Marché parallèle du tabac : Vaines querelles devant des chiffres qui vont de mal en pis
49,4 % de marché parallèle du tabac en 2024 (part de la consommation de tabac qui ne vient pas de chez les buralistes) d’après le rapport KPMG, commandité par Philip Morris International ;
38 % de marché parallèle en 2023 d’après une étude EY Parthenon, commanditée par plusieurs fabricants de tabac ;
19,2 % de marché parallèle en 2023 d’après une étude financée sur fonds publics (Mildeca et Douanes / rapport Tafe)…
Peu importe les différences et les polémiques sur les chiffres, la vérité est que le phénomène s’avère de plus en plus important. De plus en plus visible. Il s’aggrave. Et les synergies avec le narcotrafic crèvent les yeux.
Désormais, de grands et petits réseaux mafieux – structurant les trafics et blanchissant leurs mégaprofites dans des commerces de proximité – s’organisent autour de cette activité.
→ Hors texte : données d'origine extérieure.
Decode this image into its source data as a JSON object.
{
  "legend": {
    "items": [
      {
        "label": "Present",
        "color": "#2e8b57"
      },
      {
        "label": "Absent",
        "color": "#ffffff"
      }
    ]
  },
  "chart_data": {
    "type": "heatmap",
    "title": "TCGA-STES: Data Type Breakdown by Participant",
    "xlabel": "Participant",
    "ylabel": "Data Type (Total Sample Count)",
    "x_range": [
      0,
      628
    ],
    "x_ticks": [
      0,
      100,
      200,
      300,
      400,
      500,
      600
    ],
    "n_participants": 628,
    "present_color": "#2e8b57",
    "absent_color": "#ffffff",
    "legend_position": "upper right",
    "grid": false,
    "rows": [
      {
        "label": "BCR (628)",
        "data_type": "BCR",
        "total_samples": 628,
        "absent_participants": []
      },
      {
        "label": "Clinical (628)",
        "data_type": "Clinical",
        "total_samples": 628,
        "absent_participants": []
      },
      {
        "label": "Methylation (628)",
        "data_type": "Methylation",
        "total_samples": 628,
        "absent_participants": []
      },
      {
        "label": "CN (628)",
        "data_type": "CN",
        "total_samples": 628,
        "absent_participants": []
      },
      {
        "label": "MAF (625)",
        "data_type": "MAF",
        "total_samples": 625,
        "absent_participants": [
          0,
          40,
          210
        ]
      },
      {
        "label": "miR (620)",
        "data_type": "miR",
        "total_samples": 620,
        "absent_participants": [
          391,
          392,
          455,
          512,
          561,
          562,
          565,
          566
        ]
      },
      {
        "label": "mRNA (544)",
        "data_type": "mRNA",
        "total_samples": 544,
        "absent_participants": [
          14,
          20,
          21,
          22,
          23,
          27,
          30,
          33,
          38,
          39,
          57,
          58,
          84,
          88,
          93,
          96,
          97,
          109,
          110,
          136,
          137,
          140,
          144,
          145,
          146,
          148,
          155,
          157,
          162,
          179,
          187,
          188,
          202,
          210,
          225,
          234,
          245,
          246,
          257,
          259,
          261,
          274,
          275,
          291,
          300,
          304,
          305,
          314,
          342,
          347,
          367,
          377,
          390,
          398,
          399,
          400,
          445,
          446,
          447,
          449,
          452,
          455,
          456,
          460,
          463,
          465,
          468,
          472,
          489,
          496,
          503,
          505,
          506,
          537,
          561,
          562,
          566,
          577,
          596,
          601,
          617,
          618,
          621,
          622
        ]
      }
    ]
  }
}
Sans que les politiques, à quelques exceptions près, ne s’en émeuvent.
Le sujet est devenu d’une banalité affligeante, consternante.
Prix du tabac : un niveau toujours anormalement haut
Il n’y a pas de nouvelle « trajectoire fiscale » dans ce qu’il reste du budget de l’État mais les prix du tabac continuent d’augmenter d’une année sur l’autre.
Comment croire que la mécanique infernale conduisant à l’extension du marché parallèle puisse s’arrêter prochainement ?
À l’exception de la Belgique, l’offre tabac des pays voisins de la France se situe toujours à des prix justifiant les achats frontaliers. Et l’actualité, rapportée quotidiennement ici-même sur Le Monde du Tabac, montre bien comment les réseaux de vente illégale (en ligne, dans la rue, dans les épiceries) prolifèrent.
Interdiction des puffs et explosion d’un nouveau marché parallèle
Madame Vautrin a décroché sa « mesure anti-tabac bien à elle » avec l’interdiction des puffs en février.
Ces cigarettes électroniques jetables, pratiques pour aider les fumeurs à décrocher du tabagisme, mais dont le marketing a été dévoyé par certains metteurs sur le marché peu scrupuleux.
Lesquels écoulent maintenant les puffs, en pagaille, dans des épiceries ou en ligne.
Interdiction brouillonne des sachets de nicotine
Alors que la plupart des pays européens cherchent à encadrer et réglementer ce nouveau mode de consommation de la nicotine, cela aura été la dernière mesure de feu le gouvernement Bayrou, début septembre : une prohibition sans appel.
Depuis, le Conseil d’État a suspendu la décision. À suivre.
Extension des zones non-fumeurs
Les plages et d’autres lieux publics passent en zones non-fumeurs par le biais d’un décret pris en catastrophe juste avant les vacances.
Les terrasses échappent à la mesure qui, par ailleurs, ne concerne pas le vapotage.
Prévalence tabagique qui bouge
On apprend en octobre que la prévalence tabagique a baissé en France : de 31,3 % de « fumeurs quotidiens et occasionnels » en 2023… à 25 % en 2024.
Les interdictions mentionnées plus haut n’y étant pour strictement rien.
Le ministère de la Santé se félicite discrètement de ce résultat mais ne s’aventure pas à donner l’une de ses principales explications : le recours au vapotage chez de nombreux fumeurs voulant arrêter.
Buralistes à la peine
Ventes tabac et presse en baisse constante ; ventes additionnelles en réduction ; conjoncture morose : les buralistes serrent les dents.
Et beaucoup de travail pour la nouvelle équipe à la tête de la Confédération depuis octobre dernier. L’année qui arrive sera décisive.